Two Noxubee County landmarks mark the treaty site from the current state highways. One of Highway 21, which is The mark closest to the site It is said that it was built in 1991. Other The oldest sign is located on Jefferson Street Just south of Macon City, the county seat. This sign was raised in 1949. There is a monument to the Daughters of the American Revolution group in Columbus, Miss America Established at the treaty site There is also a small cemetery that is still in use today.
What’s cool to me is the inaccuracy of both tags.
“Like a dirty stranger, following false evidence”
Somehow, both Noxubee County markers have the same wrong date of September 7, 1830, instead of September 27, 1830, for this pivotal day in American history and Choctaw history. How can the same mistake be made twice, 42 years apart? I discovered this error when a smartphone calendar app alerted me with today’s date, and I was about to write a post about its importance and use Photograph I had taken in 2020 on a quick family trip to the treaty site.
I can’t believe I didn’t notice Wrong date at the time the photo was taken; I probably just wanted to move quickly from the side of the highway where it is located.
The Mississippi Department of Archives and History website, today says, Historic Marks “Sponsored and Funded Specially. Once the order is received and approved by the MDAH Board of Trustees, MDAH works with the manufacturer to create the tag. After completion, it is shipped to the Mississippi Department of Transportation, which then installs the tag at the appropriate historic location.
The Mississippi Department of Archives and History told me this week that this system has been around for about 25 years. So private funders paid for the 1991 treaty mark, but the state of Mississippi paid for the first mark in 1949, the first year of the Mississippi mark program.

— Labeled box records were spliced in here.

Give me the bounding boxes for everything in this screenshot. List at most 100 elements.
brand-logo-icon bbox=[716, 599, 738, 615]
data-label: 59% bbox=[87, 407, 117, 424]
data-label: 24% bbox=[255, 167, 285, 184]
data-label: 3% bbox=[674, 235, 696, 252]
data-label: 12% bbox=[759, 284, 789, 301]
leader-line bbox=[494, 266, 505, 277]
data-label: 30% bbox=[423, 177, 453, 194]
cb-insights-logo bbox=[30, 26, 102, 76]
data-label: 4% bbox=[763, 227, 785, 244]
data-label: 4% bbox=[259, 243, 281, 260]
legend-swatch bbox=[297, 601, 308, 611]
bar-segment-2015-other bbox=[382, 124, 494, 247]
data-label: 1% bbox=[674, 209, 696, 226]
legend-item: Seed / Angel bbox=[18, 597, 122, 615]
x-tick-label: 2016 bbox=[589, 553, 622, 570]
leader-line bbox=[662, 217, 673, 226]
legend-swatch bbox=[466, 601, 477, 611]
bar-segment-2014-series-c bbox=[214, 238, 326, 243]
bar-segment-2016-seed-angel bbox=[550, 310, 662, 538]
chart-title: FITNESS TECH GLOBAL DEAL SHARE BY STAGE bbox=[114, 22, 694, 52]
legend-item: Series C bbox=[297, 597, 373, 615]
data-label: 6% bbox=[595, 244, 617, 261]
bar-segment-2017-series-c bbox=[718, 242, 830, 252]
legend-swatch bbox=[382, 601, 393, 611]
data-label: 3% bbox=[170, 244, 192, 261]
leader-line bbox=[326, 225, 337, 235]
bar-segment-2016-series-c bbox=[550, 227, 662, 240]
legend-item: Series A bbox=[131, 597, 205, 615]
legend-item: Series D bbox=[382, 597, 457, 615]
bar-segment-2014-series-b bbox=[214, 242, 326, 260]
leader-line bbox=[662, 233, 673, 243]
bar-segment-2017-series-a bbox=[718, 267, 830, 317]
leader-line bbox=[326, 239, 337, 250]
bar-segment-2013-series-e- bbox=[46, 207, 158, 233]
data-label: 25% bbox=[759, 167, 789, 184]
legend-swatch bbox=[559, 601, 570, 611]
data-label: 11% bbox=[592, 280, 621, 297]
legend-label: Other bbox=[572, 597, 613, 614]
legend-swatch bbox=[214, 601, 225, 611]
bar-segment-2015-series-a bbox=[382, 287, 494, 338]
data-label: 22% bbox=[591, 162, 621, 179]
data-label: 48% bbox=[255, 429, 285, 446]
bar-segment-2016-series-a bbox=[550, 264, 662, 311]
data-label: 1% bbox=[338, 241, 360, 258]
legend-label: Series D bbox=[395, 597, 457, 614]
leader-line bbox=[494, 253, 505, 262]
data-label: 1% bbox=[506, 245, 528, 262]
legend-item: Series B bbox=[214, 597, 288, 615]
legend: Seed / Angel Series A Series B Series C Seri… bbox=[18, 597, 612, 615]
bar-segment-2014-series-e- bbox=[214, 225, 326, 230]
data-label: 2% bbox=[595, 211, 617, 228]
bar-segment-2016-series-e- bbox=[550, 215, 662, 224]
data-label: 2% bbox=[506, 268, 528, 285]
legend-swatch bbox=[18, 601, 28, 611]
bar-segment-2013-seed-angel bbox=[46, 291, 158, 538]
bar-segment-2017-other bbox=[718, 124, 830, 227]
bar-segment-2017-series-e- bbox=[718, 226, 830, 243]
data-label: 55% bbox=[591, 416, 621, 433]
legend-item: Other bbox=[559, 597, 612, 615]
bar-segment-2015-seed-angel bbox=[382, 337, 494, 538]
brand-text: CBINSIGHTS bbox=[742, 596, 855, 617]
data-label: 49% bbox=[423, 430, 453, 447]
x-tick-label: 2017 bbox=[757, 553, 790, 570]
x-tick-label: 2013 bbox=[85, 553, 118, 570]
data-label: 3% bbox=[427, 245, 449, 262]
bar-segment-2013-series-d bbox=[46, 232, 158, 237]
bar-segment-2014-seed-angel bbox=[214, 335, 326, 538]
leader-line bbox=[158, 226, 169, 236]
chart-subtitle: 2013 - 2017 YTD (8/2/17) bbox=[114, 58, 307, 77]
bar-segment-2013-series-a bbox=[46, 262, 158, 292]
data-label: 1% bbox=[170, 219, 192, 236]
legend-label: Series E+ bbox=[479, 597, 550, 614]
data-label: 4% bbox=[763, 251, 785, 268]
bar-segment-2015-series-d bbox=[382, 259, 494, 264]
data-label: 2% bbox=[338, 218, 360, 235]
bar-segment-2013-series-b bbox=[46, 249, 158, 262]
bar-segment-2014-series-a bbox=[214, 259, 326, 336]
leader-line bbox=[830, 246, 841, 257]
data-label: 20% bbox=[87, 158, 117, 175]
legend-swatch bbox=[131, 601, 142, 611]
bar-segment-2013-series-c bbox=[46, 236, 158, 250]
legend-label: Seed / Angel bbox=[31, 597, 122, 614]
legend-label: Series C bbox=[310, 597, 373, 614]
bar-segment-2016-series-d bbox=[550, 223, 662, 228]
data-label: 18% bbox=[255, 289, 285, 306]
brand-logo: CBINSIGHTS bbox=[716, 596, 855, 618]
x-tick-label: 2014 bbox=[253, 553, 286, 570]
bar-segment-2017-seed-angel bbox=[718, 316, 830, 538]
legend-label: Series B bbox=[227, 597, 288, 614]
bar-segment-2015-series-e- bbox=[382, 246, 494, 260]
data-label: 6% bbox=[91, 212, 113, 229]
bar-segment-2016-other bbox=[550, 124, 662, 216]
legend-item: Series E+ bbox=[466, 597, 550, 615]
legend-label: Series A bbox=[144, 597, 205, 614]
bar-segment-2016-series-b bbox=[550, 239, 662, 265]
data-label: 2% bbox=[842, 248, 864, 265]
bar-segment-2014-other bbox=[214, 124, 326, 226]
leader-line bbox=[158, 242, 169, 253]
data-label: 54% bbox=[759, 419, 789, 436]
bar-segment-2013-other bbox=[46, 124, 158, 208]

There is no quantification of the cost of creating either of these false tags from 1949 or 1991, but today’s 30″ x 42″ tag costs between $2,440 and $2,290, which includes a 7-foot post.
In today’s world where history and facts are hotly debated, including which parts of American states and Mississippi history are taught the most, humiliating historical inaccuracies have been on display for more than 70 years. We hope that this simple error will be easily corrected and the correct history of its importance and contribution to the development of the Mississippi case and effects on the Choctaw be recognized.
What happened on September 27, 1830 was horrific enough for Choctaw. The least the state of Mississippi could do is get the date directly on the signs that remain near the treaty site.
In 1831, Mississippi Choctaw George W. Harkins wrote an eloquent but directed letter To the United States on the Loss of the Choctaw Homelands and the Forced Displacement of Most of Our People: “Although your ancestors have gained freedom in the realm of danger and glory, our ancestors have rightfully owned it to them. … Yet our present movements are said to be our voluntary actions—which is not the case We found ourselves as a shady stranger, following false clues, until fire and water were surrounded on every side.
“We go sad, knowing that something has gone wrong,” Harkins continued. “Will you give us your sympathetic compliments so that all traces of hateful dissent are erased, and we shall once again be confident in the professions of our white brothers.”
However, he wished the condition he was leaving behind so much before embarking on the Trail of Tears: “As much as Mississippi has wronged us, I can find in my heart no other feelings than a craving for prosperity and happiness.